Which is why, as much as I've tried before, I find it extremely cringe to do "LinkedIn hooks". Say I want to write about strategic arguments. I could just say “hey I have this weird theory about strategic arguments, let’s go”. Or I could say “most strategic arguments are ineffective, do this instead”.

One of them sounds like I sound. The other one sounds like what the AI algorithms want me to sound. And if there’s one lesson I learned in life, is that my body physically reacts against any form of gatekeeping. Our blind obsession with hooks is gatekeeping our own personalities.

I’m not saying don’t study hooks and headline structures and how to get people’s attention. What I am saying is don’t obsess with them at the expense of actually having something interesting to say, and an interesting way to say it. Best practices can’t replace a distinct and memorable personality.

So whether you’re starting out at self-promotion or are finding success with it, remember: the market is buying you. Not a caricatured version of you. Sure, there are little tricks to make your version of you stand out. Someone I follow on LinkedIn has been introduced as the “banana guy”, because he talks a lot about about banana distribution curves in buyer behaviour.

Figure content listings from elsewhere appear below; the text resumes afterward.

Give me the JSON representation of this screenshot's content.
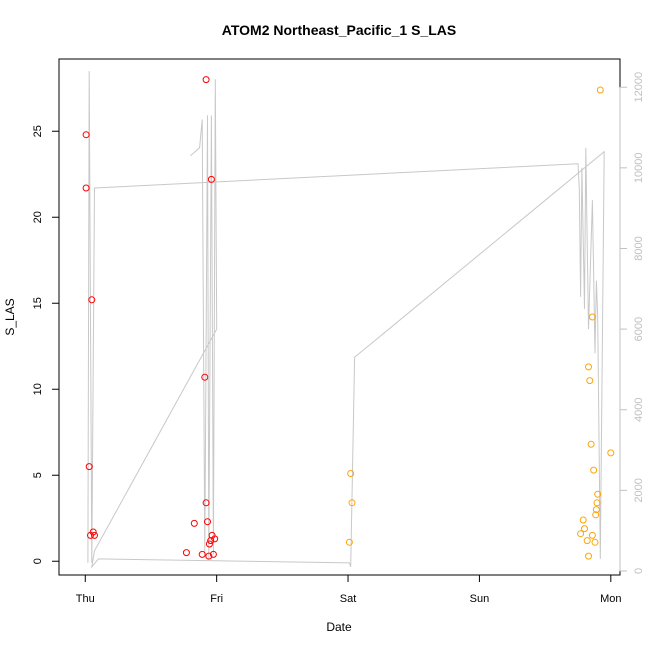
{
  "chart_data": {
    "type": "scatter",
    "title": "ATOM2 Northeast_Pacific_1 S_LAS",
    "xlabel": "Date",
    "ylabel": "S_LAS",
    "x_ticks": [
      "Thu",
      "Fri",
      "Sat",
      "Sun",
      "Mon"
    ],
    "x_range": [
      -0.2,
      4.07
    ],
    "y_left_ticks": [
      "0",
      "5",
      "10",
      "15",
      "20",
      "25"
    ],
    "y_left_range": [
      -0.8,
      29.2
    ],
    "y_right_ticks": [
      "0",
      "2000",
      "4000",
      "6000",
      "8000",
      "10000",
      "12000"
    ],
    "y_right_range": [
      -100,
      12700
    ],
    "grid": false,
    "colors": {
      "red_series": "#ff0000",
      "orange_series": "#ffa500",
      "line": "#c8c8c8",
      "right_axis": "#c0c0c0"
    },
    "series": [
      {
        "color": "red",
        "points": [
          [
            0.006,
            24.8
          ],
          [
            0.006,
            21.7
          ],
          [
            0.03,
            5.5
          ],
          [
            0.04,
            1.5
          ],
          [
            0.05,
            15.2
          ],
          [
            0.06,
            1.7
          ],
          [
            0.07,
            1.5
          ],
          [
            0.77,
            0.5
          ],
          [
            0.83,
            2.2
          ],
          [
            0.89,
            0.4
          ],
          [
            0.91,
            10.7
          ],
          [
            0.92,
            3.4
          ],
          [
            0.92,
            28.0
          ],
          [
            0.93,
            2.3
          ],
          [
            0.94,
            0.3
          ],
          [
            0.945,
            1.0
          ],
          [
            0.955,
            1.2
          ],
          [
            0.96,
            22.2
          ],
          [
            0.965,
            1.5
          ],
          [
            0.975,
            0.4
          ],
          [
            0.985,
            1.3
          ]
        ]
      },
      {
        "color": "orange",
        "points": [
          [
            2.01,
            1.1
          ],
          [
            2.02,
            5.1
          ],
          [
            2.03,
            3.4
          ],
          [
            3.77,
            1.6
          ],
          [
            3.79,
            2.4
          ],
          [
            3.8,
            1.9
          ],
          [
            3.82,
            1.2
          ],
          [
            3.83,
            0.3
          ],
          [
            3.83,
            11.3
          ],
          [
            3.84,
            10.5
          ],
          [
            3.85,
            6.8
          ],
          [
            3.86,
            1.5
          ],
          [
            3.86,
            14.2
          ],
          [
            3.87,
            5.3
          ],
          [
            3.88,
            1.1
          ],
          [
            3.885,
            2.7
          ],
          [
            3.89,
            3.0
          ],
          [
            3.895,
            3.4
          ],
          [
            3.9,
            3.9
          ],
          [
            3.92,
            27.4
          ],
          [
            4.0,
            6.3
          ]
        ]
      }
    ],
    "line_series": {
      "axis": "right",
      "points": [
        [
          0.02,
          200
        ],
        [
          0.03,
          12400
        ],
        [
          0.05,
          200
        ],
        [
          0.07,
          9500
        ],
        [
          3.75,
          10100
        ],
        [
          3.76,
          9500
        ],
        [
          3.77,
          6800
        ],
        [
          3.78,
          10000
        ],
        [
          3.8,
          6500
        ],
        [
          3.81,
          10500
        ],
        [
          3.83,
          6000
        ],
        [
          3.86,
          9200
        ],
        [
          3.88,
          5400
        ],
        [
          3.89,
          7200
        ],
        [
          3.9,
          6300
        ],
        [
          3.92,
          300
        ],
        [
          3.95,
          10400
        ],
        [
          2.05,
          5300
        ],
        [
          2.02,
          100
        ],
        [
          2.01,
          200
        ],
        [
          0.1,
          300
        ],
        [
          0.05,
          100
        ],
        [
          0.07,
          500
        ],
        [
          1.0,
          6000
        ],
        [
          0.99,
          12200
        ],
        [
          0.975,
          400
        ],
        [
          0.96,
          11300
        ],
        [
          0.94,
          300
        ],
        [
          0.93,
          11300
        ],
        [
          0.91,
          400
        ],
        [
          0.89,
          11200
        ],
        [
          0.87,
          10500
        ],
        [
          0.8,
          10300
        ]
      ]
    }
  }
}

But this isn’t a hook, it’s an intentional focus on what might eventually become a distinctive asset. Something you think about when you want to buy marketing effectiveness advisory. And someone who probably brings a solid degree of rigour, sure, but also levity. I feel like it’s fun to work with this guy.

Because a hook is you conforming to what the market responds to without thinking about what’s true to you. But a distinctive asset is different, it’s a memorable thing that helps express who you really are. And it’s not in itself a replacement for tone either, but your brand is, as always, a combination of different factors. Message. Tone. Personality. Distinctive assets. A whole suite.

I've always loved this saying: “if you ain't busy living, you're busy dying”. The self-employment version could be something like this: “if you ain't busy crafting your own voice, you're busy commodifying it.” So when I argue more people should write, this is what I mean. It doesn’t matter if you have a unique voice, or not yet. What matters is writing is the process through which you find what feels like you. And then you do a little bit more of that.